Minimum wages and minimum ethics?
The current national minimum wage is $7.25. Many people claim that this is not a "living wage," although the reality is there are workers earning such a wage and sending money back home to their families. These workers endure unenviable lives, often living with four or six workers in a two-bedroom apartment and eating bland meals. The ethical issue is whether we have a duty to raise wages for low-wage workers.
There are well-worn arguments (which does not make them any less true for being well-worn) against raising the minimum wage. These arguments include that raising the minimum wage may result in people losing their jobs or employers not creating new jobs; that many, if not most, workers earning the minimum wage are not the primary breadwinner for their families; and that persistently high unemployment rates among African-American youth may be a result of the minimum wage‘s passage decades ago.
Aside from these arguments, rank hypocrisy is involved in the minimum wage discussion. Years ago, when then Speaker-of-the-House Nancy Pelosi was pushing hard to raise the minimum wage, researchers discovered in the fine print that Pelosi was trying to exempt employers in American Samoa from the proposed increase. How is Pelosi associated with American Samoa? It turns out that several tuna canneries have headquarters in Pelosi‘s congressional district; they operated canneries in American Samoan. These cannery owners undoubtedly persuaded Pelosi of the rightness of their cause, although campaign donations often heighten the rightness of a cause. Republicans, too, insert similar clauses protecting favored individuals.
There are some vulnerable groups of Americans who are not covered by the minimum wage. When such legislation was passed decades ago, southern legislators made sure that the legislation did not apply to farm workers. In order to secure votes of southern Democrats, President Roosevelt and northern legislators (Republican and Democrat) had to acquiesce to such demands. Once the southern planters mechanized planting and harvesting, they often cast their workers adrift. Their opposition to the minimum wage (and to social security) then evaporated.

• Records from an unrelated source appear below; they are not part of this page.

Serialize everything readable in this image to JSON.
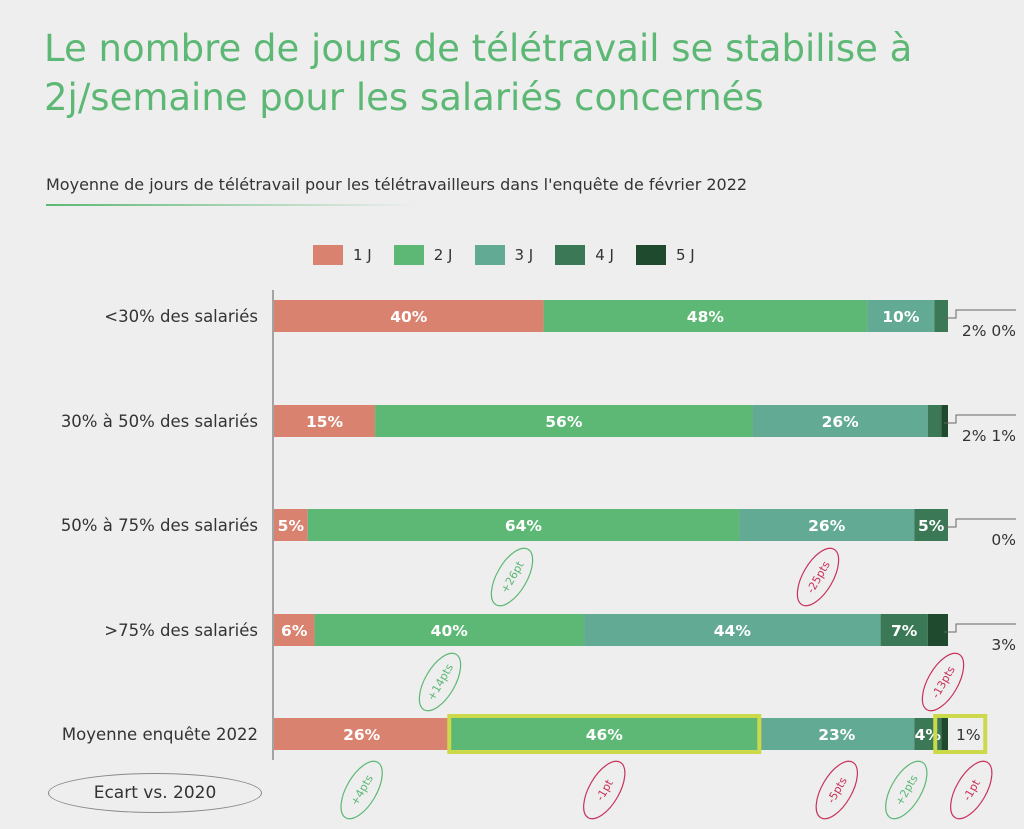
{
  "title": "Le nombre de jours de télétravail se stabilise à 2j/semaine pour les salariés concernés",
  "subtitle": "Moyenne de jours de télétravail pour les télétravailleurs  dans l'enquête de février 2022",
  "ecart_label": "Ecart vs. 2020",
  "colors": {
    "1 J": "#d9826f",
    "2 J": "#5cb874",
    "3 J": "#62aa93",
    "4 J": "#3b7856",
    "5 J": "#1f4a2d",
    "highlight": "#ccd94a",
    "positive": "#5cb874",
    "negative": "#c8325a"
  },
  "chart_data": {
    "type": "bar",
    "orientation": "horizontal",
    "stacked": true,
    "xlim": [
      0,
      100
    ],
    "categories": [
      "<30% des salariés",
      "30% à 50% des salariés",
      "50% à 75% des salariés",
      ">75% des salariés",
      "Moyenne enquête 2022"
    ],
    "series": [
      {
        "name": "1 J",
        "values": [
          40,
          15,
          5,
          6,
          26
        ],
        "labels": [
          "40%",
          "15%",
          "5%",
          "6%",
          "26%"
        ]
      },
      {
        "name": "2 J",
        "values": [
          48,
          56,
          64,
          40,
          46
        ],
        "labels": [
          "48%",
          "56%",
          "64%",
          "40%",
          "46%"
        ]
      },
      {
        "name": "3 J",
        "values": [
          10,
          26,
          26,
          44,
          23
        ],
        "labels": [
          "10%",
          "26%",
          "26%",
          "44%",
          "23%"
        ]
      },
      {
        "name": "4 J",
        "values": [
          2,
          2,
          5,
          7,
          4
        ],
        "labels": [
          "2%",
          "2%",
          "5%",
          "7%",
          "4%"
        ]
      },
      {
        "name": "5 J",
        "values": [
          0,
          1,
          0,
          3,
          1
        ],
        "labels": [
          "0%",
          "1%",
          "0%",
          "3%",
          "1%"
        ]
      }
    ],
    "highlighted": [
      {
        "category": "Moyenne enquête 2022",
        "series": [
          "2 J",
          "5 J"
        ]
      }
    ],
    "annotations": [
      {
        "text": "+26pt",
        "category": "50% à 75% des salariés",
        "series": "2 J",
        "sign": "positive"
      },
      {
        "text": "-25pts",
        "category": "50% à 75% des salariés",
        "series": "3 J",
        "sign": "negative"
      },
      {
        "text": "+14pts",
        "category": ">75% des salariés",
        "series": "2 J",
        "sign": "positive"
      },
      {
        "text": "-13pts",
        "category": ">75% des salariés",
        "series": "5 J",
        "sign": "negative"
      },
      {
        "text": "+4pts",
        "category": "Ecart vs. 2020",
        "series": "1 J",
        "sign": "positive"
      },
      {
        "text": "-1pt",
        "category": "Ecart vs. 2020",
        "series": "2 J",
        "sign": "negative"
      },
      {
        "text": "-5pts",
        "category": "Ecart vs. 2020",
        "series": "3 J",
        "sign": "negative"
      },
      {
        "text": "+2pts",
        "category": "Ecart vs. 2020",
        "series": "4 J",
        "sign": "positive"
      },
      {
        "text": "-1pt",
        "category": "Ecart vs. 2020",
        "series": "5 J",
        "sign": "negative"
      }
    ]
  }
}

Currently, non-profit organizations are permitted to pay their workers with disabilities wages well below the minimum wage. News stories abound of Goodwill, Salvation Army, and other charities employing disabled workers in their stores and warehouses and paying these workers only a few dollars per hour. The CEOs of such non-profit entities assert that they cannot afford to pay $7.25 an hour to severely challenged workers. No doubt their argument is correct, but for-profit employers do not get to use the same argument.
But why should non-profits be allowed to pay below the minimum wage? Just because an entity is "doing good" should not mean it gets special dispensation.
For-profit employers would probably hire many more workers, if they could pay less than $7.25 per hour. If you watch a movie from the 1940s depicting contemporary America, for instance, there were elevator operators, hat-check "girls", and other unskilled workers. These workers were paid low wages, because the services they offered were not particularly valuable for the customers or for the employers. Between the minimum wage and rising labor productivity, such jobs disappeared (and so did staple characters in various detective movies). In China and other countries, one often sees listless workers sweeping streets with bamboo brooms; the brooms are not particularly effective, but I suspect the workers are paid by the government. Presumably they are not paid much, since the value of their services is low.
Prison inmates are another group being paid wages way below the minimum wage. Some of these inmates may be productive enough to justify $7.25 per hour. What are the justifications for paying prisoners dimes or quarters per hour? Because they are receiving room and board? Because they have committed crimes? What if some inmates are innocent?
The minimum wage, therefore, raises troubling questions. Why do we permit over-riding employer‘s and employee‘s rights to freely contract with regard to wages and job conditions? Why don‘t we cover some of the most vulnerable workers? Since the minimum wage hurts some low-skilled workers, is it just to benefit other workers at these low-skilled workers‘ expense?
The views and opinions expressed are those of the author and do not imply endorsement by the University of Northern Iowa.